Là, elle fit mine de regarder le ciel, la route, de mimer une attente, puis soudain elle se tourna vers June, avec ce regard noir qu'elle avait quand elle était furieuse. C'est à dire tout le temps.

— Qu'est-ce qu'il te voulait le vieux ?

June ne l'entendit pas, il souriait aux nuages, paisible, adossé contre le mur, les mains croisées derrière la tête. Il repensait aux dernières recommandations de Thomson : pas un mot à ta mère pour l'instant, je repasserai en fin de journée, et je lui parlerai, ça se passera bien, fais-moi confiance.

La chaise vacilla, à deux doigts de basculer. L'épicière, impatiente, venait d'y balancer un grand coup de pied.

— Tu vas me répondre oui ! Qu'est-ce qu'il voulait le vieux ?

June ne souriait plus. Il décroisa ses mains et les posa à plat sur ses genoux. Il fixa la femme, ses traits durs, les mèches éparses qui s'échappaient de son chignon, les manches retroussées de sa robe austère, ses mains rougeaudes qu'elle tenait sur ses hanches de chaque côté de son tablier blanc. June avait des images plus douces qui lui revenaient parfois, des sourires, des choses tendres, sucrées, mais c'était peut-être juste des images inventées. Des légendes qui protégeaient l'esprit du noir total. À moins qu'elle n'ait vraiment été belle un jour, mais un jour il y a longtemps alors.

— Mais regardez-moi cet ahuri ! Tu m'entends oui ?

Vraiment très longtemps.

— Je... je sais pas trop. Enfin...Je ne suis pas sûr d'avoir bien compris.

Elle leva les yeux au ciel en soupirant, tandis que ses bras et ses seins s'agitaient, que tout son corps s'envervait, fiévreux, embrasé de sa colère.

— Il est pas sûr...Couillon que tu es, alors là... Si y'a bien une chose qui est certaine c'est que tu comprends vraiment rien à rien.
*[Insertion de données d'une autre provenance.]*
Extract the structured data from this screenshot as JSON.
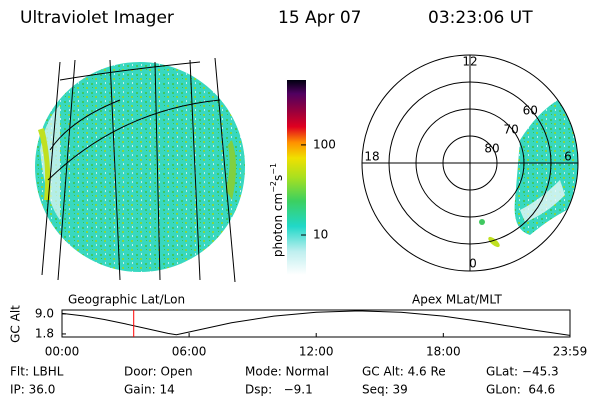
{
  "header": {
    "title": "Ultraviolet Imager",
    "date": "15 Apr 07",
    "time": "03:23:06 UT"
  },
  "colorbar": {
    "label": [
      "photon cm",
      "−2",
      "s",
      "−1"
    ],
    "log": true,
    "lim": [
      3.6,
      525
    ],
    "ticks": [
      10,
      100
    ]
  },
  "left_panel": {
    "label": "Geographic Lat/Lon"
  },
  "polar_panel": {
    "label": "Apex MLat/MLT",
    "lat_lim": [
      90,
      50
    ],
    "lat_ticks": [
      80,
      70,
      60
    ],
    "mlt_ticks": [
      12,
      18,
      6,
      0
    ]
  },
  "chart_data": {
    "type": "line",
    "ylabel": "GC Alt",
    "x": [
      0,
      1,
      2,
      3,
      4,
      5,
      5.4,
      6,
      8,
      10,
      12,
      14,
      16,
      18,
      20,
      22,
      23.98
    ],
    "series": [
      {
        "color": "#000000",
        "values": [
          9.2,
          8.3,
          7.0,
          5.4,
          3.7,
          2.0,
          1.5,
          2.5,
          5.8,
          8.2,
          9.6,
          10.1,
          9.6,
          8.2,
          6.0,
          3.5,
          1.3
        ]
      }
    ],
    "marker_x": 3.385,
    "marker_color": "#ff0000",
    "xlim": [
      0,
      23.98
    ],
    "ylim": [
      0.7,
      10.4
    ],
    "xticks": [
      {
        "value": 0,
        "label": "00:00"
      },
      {
        "value": 6,
        "label": "06:00"
      },
      {
        "value": 12,
        "label": "12:00"
      },
      {
        "value": 18,
        "label": "18:00"
      },
      {
        "value": 23.98,
        "label": "23:59"
      }
    ],
    "yticks": [
      1.8,
      {
        "value": 9,
        "label": "9.0"
      }
    ]
  },
  "status": [
    [
      "Flt: LBHL",
      "Door: Open",
      "Mode: Normal",
      "GC Alt: 4.6 Re",
      "GLat: −45.3"
    ],
    [
      "IP: 36.0",
      "Gain: 14",
      "Dsp:   −9.1",
      "Seq: 39",
      "GLon:  64.6"
    ]
  ]
}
Elle postilonnait, éructait ses phrases. Elle pouvait frapper à tout instant. June le savait.

— Il a dit qu'il repasserait en fin de journée je crois.
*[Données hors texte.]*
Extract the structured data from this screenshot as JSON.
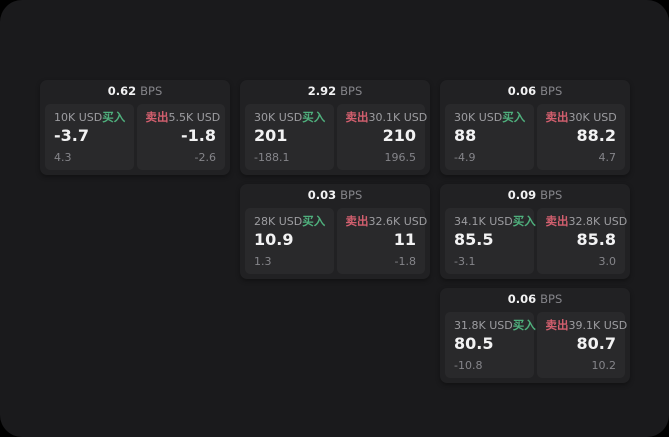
{
  "window": {
    "colors": {
      "outside": "#000000",
      "panel": "#1a1a1c",
      "card": "#212123",
      "tile": "#29292b",
      "text_primary": "#f2f2f3",
      "text_secondary": "#9d9da1",
      "text_dim": "#85858a",
      "buy_green": "#4fb07d",
      "sell_red": "#d25f6e"
    }
  },
  "labels": {
    "bps_unit": "BPS",
    "buy": "买入",
    "sell": "卖出"
  },
  "cards": [
    {
      "row": 1,
      "col": 1,
      "bps": "0.62",
      "buy": {
        "amount": "10K USD",
        "price": "-3.7",
        "change": "4.3"
      },
      "sell": {
        "amount": "5.5K USD",
        "price": "-1.8",
        "change": "-2.6"
      }
    },
    {
      "row": 1,
      "col": 2,
      "bps": "2.92",
      "buy": {
        "amount": "30K USD",
        "price": "201",
        "change": "-188.1"
      },
      "sell": {
        "amount": "30.1K USD",
        "price": "210",
        "change": "196.5"
      }
    },
    {
      "row": 1,
      "col": 3,
      "bps": "0.06",
      "buy": {
        "amount": "30K USD",
        "price": "88",
        "change": "-4.9"
      },
      "sell": {
        "amount": "30K USD",
        "price": "88.2",
        "change": "4.7"
      }
    },
    {
      "row": 2,
      "col": 2,
      "bps": "0.03",
      "buy": {
        "amount": "28K USD",
        "price": "10.9",
        "change": "1.3"
      },
      "sell": {
        "amount": "32.6K USD",
        "price": "11",
        "change": "-1.8"
      }
    },
    {
      "row": 2,
      "col": 3,
      "bps": "0.09",
      "buy": {
        "amount": "34.1K USD",
        "price": "85.5",
        "change": "-3.1"
      },
      "sell": {
        "amount": "32.8K USD",
        "price": "85.8",
        "change": "3.0"
      }
    },
    {
      "row": 3,
      "col": 3,
      "bps": "0.06",
      "buy": {
        "amount": "31.8K USD",
        "price": "80.5",
        "change": "-10.8"
      },
      "sell": {
        "amount": "39.1K USD",
        "price": "80.7",
        "change": "10.2"
      }
    }
  ]
}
— Tu crois ? Tu crois ou tu es sûr ? Parce que ça fait toute la différence ça... et pourquoi qu'il repasserait d'abord ?

— Je ne sais pas, je t'ai dit que je n'avais pas très bien compris.

Elle décocha aussitôt un deuxième coup de pied, pas dans la chaise cette fois, mais pile bien comme il faut dans le tibia de June.

— Ah, ah ! Alors ça c'est la meilleure, il va me parler comme si je ne comprenais pas en plus ! Comme si j'écoutais pas, moi ! Comme si c'était moi la demeurée. Allez fous-moi le camp de là, je t'ai assez vu pour aujourd'hui. C'est pas comme si tu me servais réellement à quelque chose de toute façon.

Mais peut-être qu'elle était laide à la base, qu'elle était laide pour toujours et à jamais, pensa June en s'éloignant, boitillant. La garce quand même ! Rester coincé avec cette folle toute sa vie, non, il ne pourrait pas. C'était au-dessus de ses forces. Il finirait par répondre à ses coups un jour, ça serait un beau carnage même, avec tout ce qu'il retenait, ou alors il accrocherait une corde à une poutre. Quand il y réfléchissait, qu'il n'en pouvait plus et cherchait une issue, la première qui lui venait était de serrer fort le cou de sa mère, clore cette bouche, ne plus entendre ses mots. Il pouvait prendre la route, partir quelque part, attraper un train, un bus, partir avec juste un baluchon sur le dos vers n'importe où. Après tout, rien ne le retenait, mais il était tellement englué à sa chaise, aux habitudes installées, tellement conditionné, que ça lui restait vague. Un rêve improbable. Comme un chien restant au pied de l'abre où il toujours été attaché, alors qu'on lui ôte subitement sa laisse. Partir...ça l'effleurait un peu quand même, une douceur, une démangeaison, une envie, un songe, un voyage qu'on fait dans sa tête, jamais il ne se le figurait en une réelle possibilité. Il avait une idée de la route, de la fuite, pareille aux avions, aux choses qui vont et s'élèvent : les papillons, les feuilles au vent, les étoiles, l'aérien, l'inssaisissable. Ce qui échappe. Lui, subissait.

June fila à travers champs, les herbes hautes lui frôlaient les bras, le menton. Des insectes vrombissaient tout autour dans un ballet incessant. Le soleil était haut, le ciel dégagé, d'un joli bleu clair. Et s'il n'y avait aucun avion à l'horizon, June se sentit pourtant vivant comme jamais. Vivant grâce aux mots du vieux Thomson.